We further characterized the spectral reflectivity and emissivity of the J-MRC to illustrate its Janus optical properties. To clearly distinguish, we defined the spectral measurements taken from the top side and the bottom side as the front spectrum and the back spectrum, respectively. As depicted in Figure 3A, the reflectivity spectrum of the front verifies that the porous structure of the nano-PE film and the HP-PEO film can efficiently scatter sunlight, thus leading to a high R ̄ solar of ∼0.954. The emissivity spectra within the MIR region are found with significant difference when measured from different sides (Figure 3B). The obtained MIR emissivity spectrum of the front has an average value of ∼0.932 in the wavelength region of 8–13 μm, meaning that the top side of the J-MRC can strongly dissipate heat through the atmospheric transparent window. In contrast, the obtained MIR emissivity of the back is notably low, which has an average value of ∼0.215 in the same 8–13 μm wavelength range. The low emissivity of the back can be attributed to the high MIR reflectivity and low MIR transmission of the AgNWs layer. The spectral result underscores the fact that the bottom side of the J-MRC can only emit limited thermal radiation, same as limited radiative heat exchange between the J-MRC and the underlying enclosure.

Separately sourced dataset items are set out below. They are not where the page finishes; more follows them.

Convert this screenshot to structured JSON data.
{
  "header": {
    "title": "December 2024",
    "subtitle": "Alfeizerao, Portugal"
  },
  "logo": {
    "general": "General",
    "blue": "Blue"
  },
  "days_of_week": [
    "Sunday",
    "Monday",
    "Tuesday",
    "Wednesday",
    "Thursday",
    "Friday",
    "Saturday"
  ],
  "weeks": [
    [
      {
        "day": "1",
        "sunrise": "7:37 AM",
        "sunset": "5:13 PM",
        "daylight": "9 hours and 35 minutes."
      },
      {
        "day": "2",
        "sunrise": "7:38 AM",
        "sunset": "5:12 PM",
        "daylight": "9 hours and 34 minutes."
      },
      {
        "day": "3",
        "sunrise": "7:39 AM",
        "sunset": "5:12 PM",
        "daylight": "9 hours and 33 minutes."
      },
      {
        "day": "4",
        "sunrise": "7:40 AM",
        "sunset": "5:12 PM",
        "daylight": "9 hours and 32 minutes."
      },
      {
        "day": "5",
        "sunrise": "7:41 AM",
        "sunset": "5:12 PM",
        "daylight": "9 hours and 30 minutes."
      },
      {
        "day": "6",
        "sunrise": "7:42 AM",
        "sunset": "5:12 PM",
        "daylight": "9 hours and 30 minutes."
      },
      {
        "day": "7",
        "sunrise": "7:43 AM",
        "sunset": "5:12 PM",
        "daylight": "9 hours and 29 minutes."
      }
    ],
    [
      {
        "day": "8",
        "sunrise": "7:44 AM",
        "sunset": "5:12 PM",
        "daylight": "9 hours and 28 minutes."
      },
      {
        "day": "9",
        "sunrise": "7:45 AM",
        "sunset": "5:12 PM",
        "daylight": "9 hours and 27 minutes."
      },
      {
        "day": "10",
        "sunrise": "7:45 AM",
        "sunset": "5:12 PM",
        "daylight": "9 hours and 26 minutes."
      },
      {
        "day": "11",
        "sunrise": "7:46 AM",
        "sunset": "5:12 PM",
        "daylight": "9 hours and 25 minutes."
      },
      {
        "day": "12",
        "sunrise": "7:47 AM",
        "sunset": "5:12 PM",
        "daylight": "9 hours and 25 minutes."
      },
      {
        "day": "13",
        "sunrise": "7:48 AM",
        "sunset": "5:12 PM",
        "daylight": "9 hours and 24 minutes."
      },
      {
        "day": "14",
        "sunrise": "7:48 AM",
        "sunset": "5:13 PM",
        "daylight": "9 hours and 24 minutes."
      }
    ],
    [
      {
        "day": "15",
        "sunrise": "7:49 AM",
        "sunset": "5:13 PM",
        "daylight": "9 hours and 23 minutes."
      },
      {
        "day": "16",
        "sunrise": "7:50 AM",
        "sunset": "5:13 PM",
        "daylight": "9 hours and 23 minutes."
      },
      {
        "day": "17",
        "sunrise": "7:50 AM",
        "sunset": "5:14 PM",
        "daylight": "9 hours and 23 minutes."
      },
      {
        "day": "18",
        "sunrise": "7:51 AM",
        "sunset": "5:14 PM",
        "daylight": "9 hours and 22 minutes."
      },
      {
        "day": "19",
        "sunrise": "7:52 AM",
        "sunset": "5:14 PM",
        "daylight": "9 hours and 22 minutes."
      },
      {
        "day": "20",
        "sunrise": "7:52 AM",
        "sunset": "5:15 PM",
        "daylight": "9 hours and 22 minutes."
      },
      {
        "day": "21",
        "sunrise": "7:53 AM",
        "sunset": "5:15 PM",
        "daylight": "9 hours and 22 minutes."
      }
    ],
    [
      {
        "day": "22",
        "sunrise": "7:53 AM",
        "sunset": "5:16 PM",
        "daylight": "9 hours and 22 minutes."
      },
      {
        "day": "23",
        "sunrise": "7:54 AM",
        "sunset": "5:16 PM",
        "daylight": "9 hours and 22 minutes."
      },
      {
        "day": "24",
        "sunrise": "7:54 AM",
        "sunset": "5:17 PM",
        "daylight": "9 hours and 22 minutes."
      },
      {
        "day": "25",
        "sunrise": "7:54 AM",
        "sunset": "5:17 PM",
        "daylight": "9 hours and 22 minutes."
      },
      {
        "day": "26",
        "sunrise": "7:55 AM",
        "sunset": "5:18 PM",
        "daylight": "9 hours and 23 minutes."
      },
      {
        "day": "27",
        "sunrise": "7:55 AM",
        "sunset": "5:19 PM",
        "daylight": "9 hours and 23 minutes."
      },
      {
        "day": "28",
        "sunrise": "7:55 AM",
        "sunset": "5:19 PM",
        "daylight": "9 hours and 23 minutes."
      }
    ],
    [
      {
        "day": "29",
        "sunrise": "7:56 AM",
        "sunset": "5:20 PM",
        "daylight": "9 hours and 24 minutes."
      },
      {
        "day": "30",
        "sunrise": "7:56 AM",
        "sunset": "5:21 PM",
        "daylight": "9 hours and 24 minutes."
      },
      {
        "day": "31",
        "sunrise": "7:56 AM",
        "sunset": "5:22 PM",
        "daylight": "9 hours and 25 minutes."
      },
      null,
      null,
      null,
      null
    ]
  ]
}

Figure 3: Characterization of the J-MRC. (A) Reflectivity spectrum in the UV-Vis-NIR wavelength range measured from the front of the J-MRC. The yellow shaded areas represent the AM1.5 global solar spectrum for reference. (B) Emissivity spectra in the mid-infrared regions measured from the front and back of the J-MRC. The blue shaded areas show the atmospheric transmittance for reference. (C) The radiant temperature of the front and back of the J-MRC on the heater with different temperatures. Inset: infrared images of the front and back of the J-MRC on the heater at 39 °C. (D) Stress-strain curves of the es-PEO film, HP-PEO film, and J-MRC film.
Figure 3:

Characterization of the J-MRC. (A) Reflectivity spectrum in the UV-Vis-NIR wavelength range measured from the front of the J-MRC. The yellow shaded areas represent the AM1.5 global solar spectrum for reference. (B) Emissivity spectra in the mid-infrared regions measured from the front and back of the J-MRC. The blue shaded areas show the atmospheric transmittance for reference. (C) The radiant temperature of the front and back of the J-MRC on the heater with different temperatures. Inset: infrared images of the front and back of the J-MRC on the heater at 39 °C. (D) Stress-strain curves of the es-PEO film, HP-PEO film, and J-MRC film.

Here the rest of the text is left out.